# Load packages

In [None]:
from pathlib import Path
from environment import Santa2022Environment
from utils import *

import pandas as pd
from stable_baselines3 import PPO
from stable_baselines3.common.env_util import make_vec_env
from stable_baselines3.common.callbacks import CheckpointCallback
from gym.envs.registration import register

import matplotlib.pyplot as plt

# Register Env

In [None]:
register(
    id="kaggle_santa/Santa2022-v0",
    entry_point="environment:Santa2022Environment",
    max_episode_steps=1e09
)

# Load Image of Christmas card

In [None]:
df_image = pd.read_csv("image.csv")
image = df_to_image(df_image)

In [None]:
plt.imshow(image)
plt.show()

# Load subbmission confs

In [None]:
all_confs = []
for sub_file in Path("./submissions").glob("*.csv"):
    s = pd.read_csv(sub_file.as_posix())
    list_of_confs = s.apply(lambda x: [list(map(int, link.split())) for link in x.configuration.split(";")], axis=1).tolist()
    all_confs.extend(list_of_confs)

# Load Gym Env

In [None]:
# Parallel environments
env = make_vec_env("kaggle_santa/Santa2022-v0", n_envs=4, env_kwargs={"image": image, "starting_confs": all_confs})

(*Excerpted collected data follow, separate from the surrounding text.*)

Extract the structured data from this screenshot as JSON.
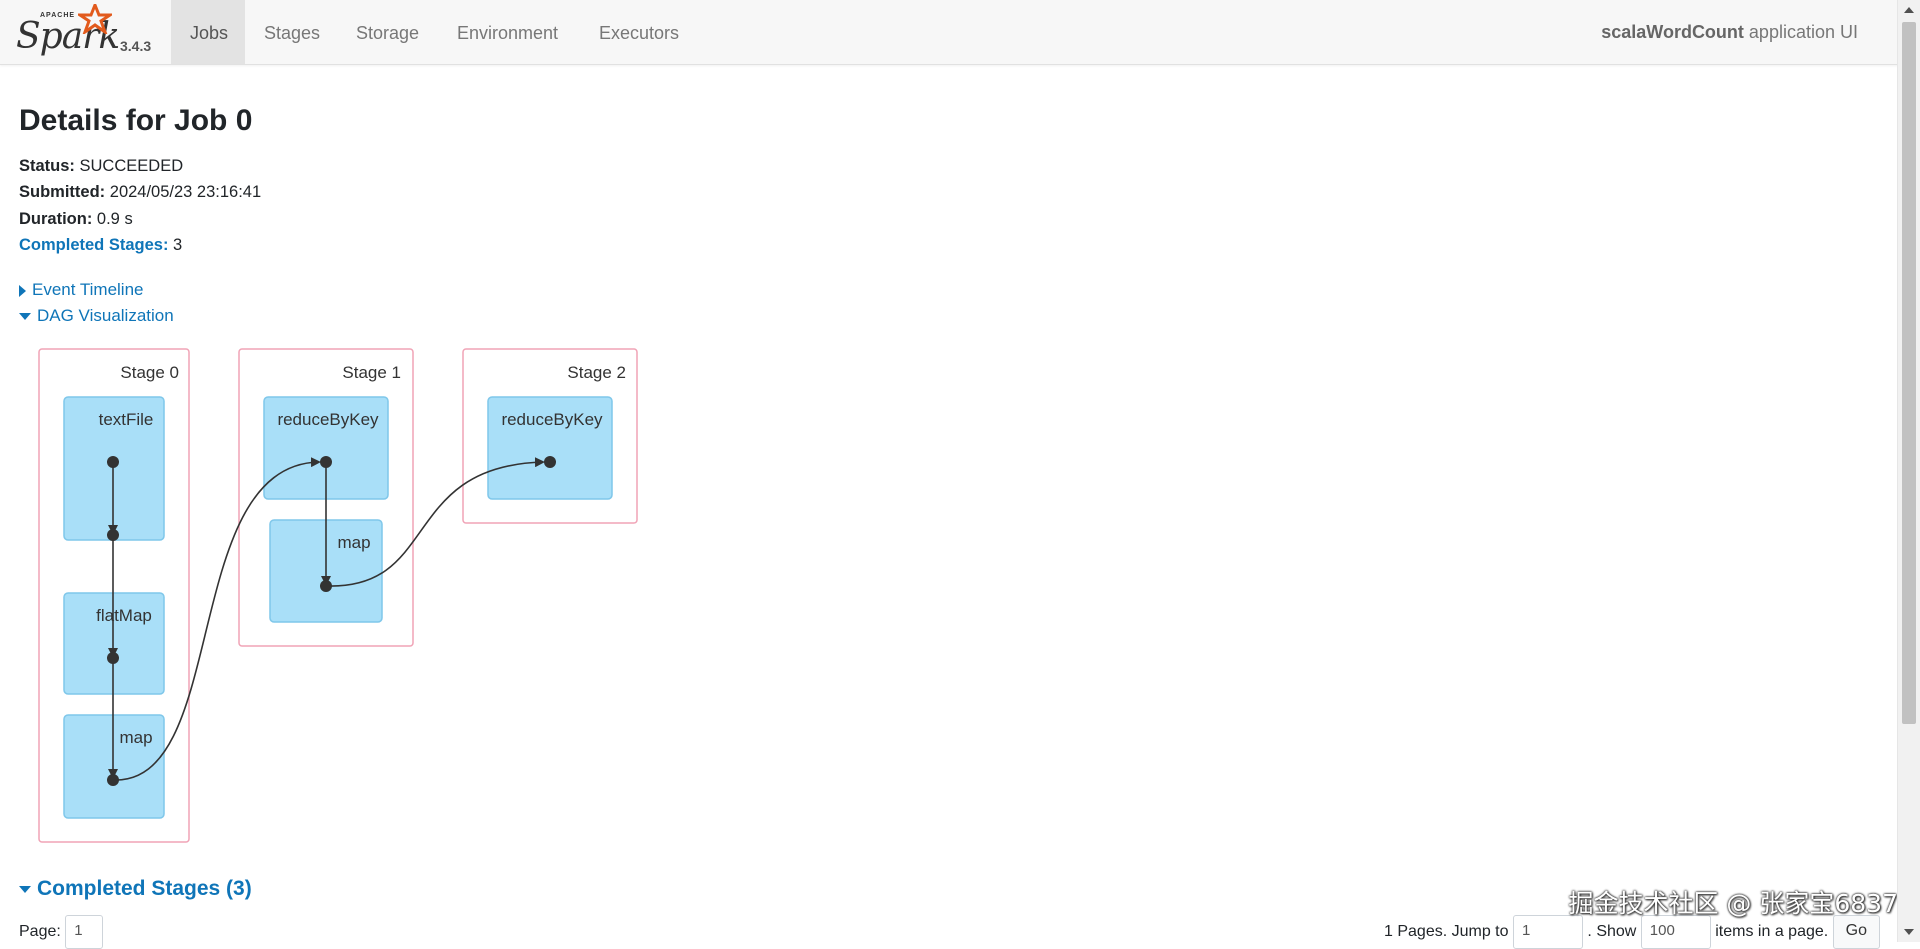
{
  "navbar": {
    "brand_apache": "APACHE",
    "brand_name": "Spark",
    "version": "3.4.3",
    "tabs": [
      {
        "label": "Jobs",
        "active": true
      },
      {
        "label": "Stages",
        "active": false
      },
      {
        "label": "Storage",
        "active": false
      },
      {
        "label": "Environment",
        "active": false
      },
      {
        "label": "Executors",
        "active": false
      }
    ],
    "app_name": "scalaWordCount",
    "app_suffix": " application UI"
  },
  "job": {
    "title": "Details for Job 0",
    "status_label": "Status:",
    "status_value": "SUCCEEDED",
    "submitted_label": "Submitted:",
    "submitted_value": "2024/05/23 23:16:41",
    "duration_label": "Duration:",
    "duration_value": "0.9 s",
    "completed_label": "Completed Stages:",
    "completed_value": "3"
  },
  "toggles": {
    "event_timeline": "Event Timeline",
    "dag_visualization": "DAG Visualization"
  },
  "dag": {
    "stages": [
      {
        "label": "Stage 0",
        "ops": [
          "textFile",
          "flatMap",
          "map"
        ]
      },
      {
        "label": "Stage 1",
        "ops": [
          "reduceByKey",
          "map"
        ]
      },
      {
        "label": "Stage 2",
        "ops": [
          "reduceByKey"
        ]
      }
    ]
  },
  "completed_stages": {
    "title": "Completed Stages (3)"
  },
  "pagination": {
    "page_label": "Page:",
    "page_value": "1",
    "pages_text": "1 Pages. Jump to",
    "jump_value": "1",
    "show_label": ". Show",
    "show_value": "100",
    "items_text": "items in a page.",
    "go_label": "Go"
  },
  "watermark": "掘金技术社区 @ 张家宝6837",
  "colors": {
    "link": "#0f75b8",
    "stage_border": "#f0a3b6",
    "op_fill": "#a9dff8",
    "op_border": "#7fc7ea"
  }
}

# Create instance of PPO model

In [None]:
model = PPO(
    "MultiInputPolicy",
    env = env,
    verbose=1
)
checkpoint_callback = CheckpointCallback(
  save_freq=10000,
  save_path="models/",
  name_prefix="rl_model",
)

# Run Training

In [None]:
model.learn(total_timesteps=int(3e8), callback=checkpoint_callback)

# Show video of agent

In [None]:
new_env = Santa2022Environment(image)
new_env.reset()
video_path = "./videos"
video_prefix = "ppo-santa"
record_video(new_env, model, video_length=1000, prefix=video_prefix, video_folder=video_path)
show_videos(video_path, prefix=video_prefix)